Index is a special type of
data, which does not contain table data, but describes
where to find records in the table data-file.
We need to understand that
majority of databases today work as a tape-recorder. By tape-recorder
I mean, that all records that we insert to the table are appended to
the end of table data-file on the disk (we are not considering
in-memory databases here).
So, basically index describes
at what position a record with specific field value is present in
table data-file.
How indexes work?
Usually indexes
represent some kind of search tree data-structure (usually B-trees).
When record is
inserted to a table, the indexed field value is also inserted to
search tree structure, which points to a record address in table
data-file.
Why search tree
structures are used under the hood?
Search tree
structures guarantee almost constant time when you search for a value
in the tree. Well, not exactly constant time, in reality it is
logarithmic time, however it is a bit slower than constant time but
much faster than linear search.
For example, you’ve
got a table with 1 million records. To find a single record in such
table without using an index you will have to iterate through all
records and perform 1 million iterations in the worst case.
However, if we take
simplest binary search tree as the index implementation, we would
make only log2(1000000) iterations, which approximately equals to 20!

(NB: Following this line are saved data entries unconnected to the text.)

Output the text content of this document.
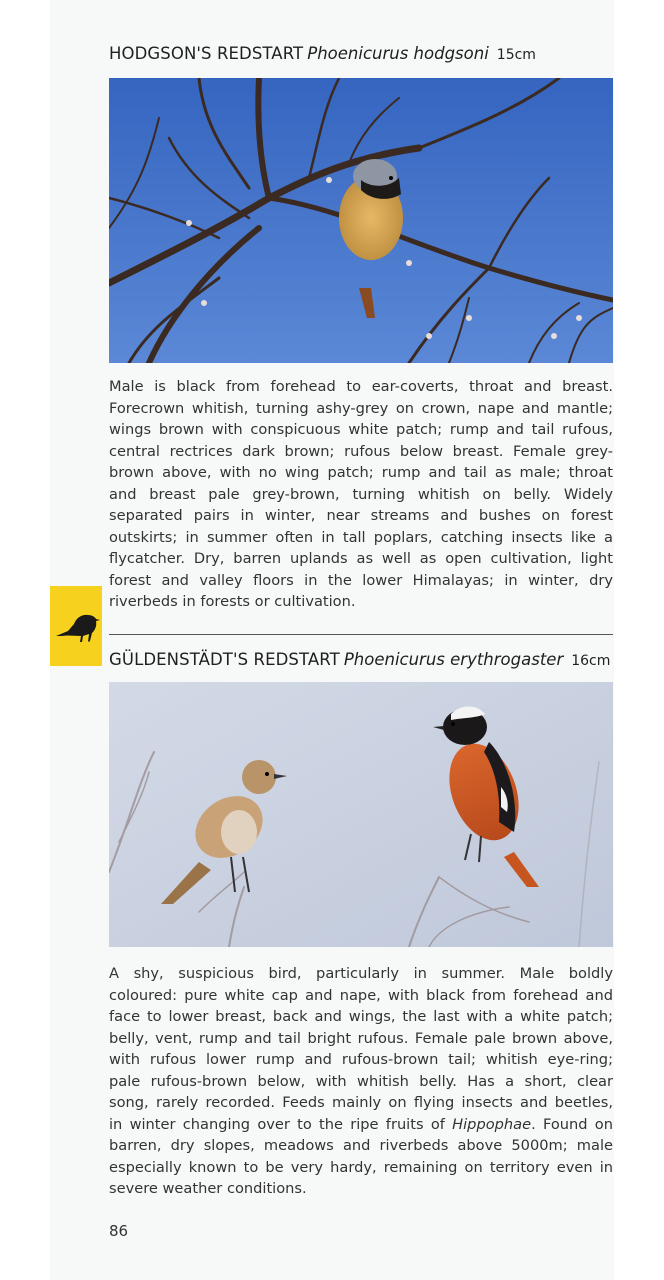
HODGSON'S REDSTART Phoenicurus hodgsoni 15cm
Male is black from forehead to ear-coverts, throat and breast.
Forecrown whitish, turning ashy-grey on crown, nape and mantle;
wings brown with conspicuous white patch; rump and tail rufous,
central rectrices dark brown; rufous below breast. Female grey-
brown above, with no wing patch; rump and tail as male; throat
and breast pale grey-brown, turning whitish on belly. Widely
separated pairs in winter, near streams and bushes on forest
outskirts; in summer often in tall poplars, catching insects like a
flycatcher. Dry, barren uplands as well as open cultivation, light
forest and valley floors in the lower Himalayas; in winter, dry
riverbeds in forests or cultivation.
GÜLDENSTÄDT'S REDSTART Phoenicurus erythrogaster 16cm
A shy, suspicious bird, particularly in summer. Male boldly
coloured: pure white cap and nape, with black from forehead and
face to lower breast, back and wings, the last with a white patch;
belly, vent, rump and tail bright rufous. Female pale brown above,
with rufous lower rump and rufous-brown tail; whitish eye-ring;
pale rufous-brown below, with whitish belly. Has a short, clear
song, rarely recorded. Feeds mainly on flying insects and beetles,
in winter changing over to the ripe fruits of Hippophae. Found on
barren, dry slopes, meadows and riverbeds above 5000m; male
especially known to be very hardy, remaining on territory even in
severe weather conditions.
86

Indexes within database environment.
It
should be mentioned, that indexes are not always used
by the database engine (DBE).
For
example, you have a table with 1 million records, and the table has
field “Age”.
For
instance, value Age = 29 is present in 999500 records, value Age = 30
is present in 500 records, and you have created an index for Age
field.
Then
you run a query to retrieve all records where
field Age is equal
to 29.
With
99% probability, your index will not be used, and DBE will choose to
use Full Table Scan (FTS)
instead (i.e. iterate through all the records).
Why
would it do that way? Didn’t we just say that indexes
increase our extraction time?
Let’s
take a look at our data first, 99.95% of
our records contain Age value which is equal to 29.
So
using FTS for extracting 99.95% of table data is more efficient than
using index lookup. DBE will simply iterate through all
table records and ignore records where Age is
not equal to
29.
On
the other hand, if you run query to return all records where field
Age is equal to 30, then DBE will use index, because index lookup
will work faster to extract 0.05% of table data.
The
amount of records that should be returned by the query compared to
total amount of records in the
table is called selectivity.
If query shows good selectivity, then index is used, otherwise it is
more likely that DBE will iterate through entire table.
Alright,
we discovered what selectivity is, but how does the DBE knows how
many records are there in table with specific values? Does it
pre-scans entire table?
No
it does not do any pre-scaning.
Remember
we said: when new record is inserted to the table, we also insert new
value to index data-structure? When DBE inserts new value to index
data-structure it also adds indexed value to index statistics.
Index
statistics keeps information regarding how many times certain values
are present in the table. Based on such index
statistics, DBE chooses the strategy for query execution and data
extraction.
Summary.
In
this article I tried to give some introductory information on how
database indexes work.
Hopefully
this will help newcomers to
conquer database
design science faster.
Use indexes
wisely.
Good luck!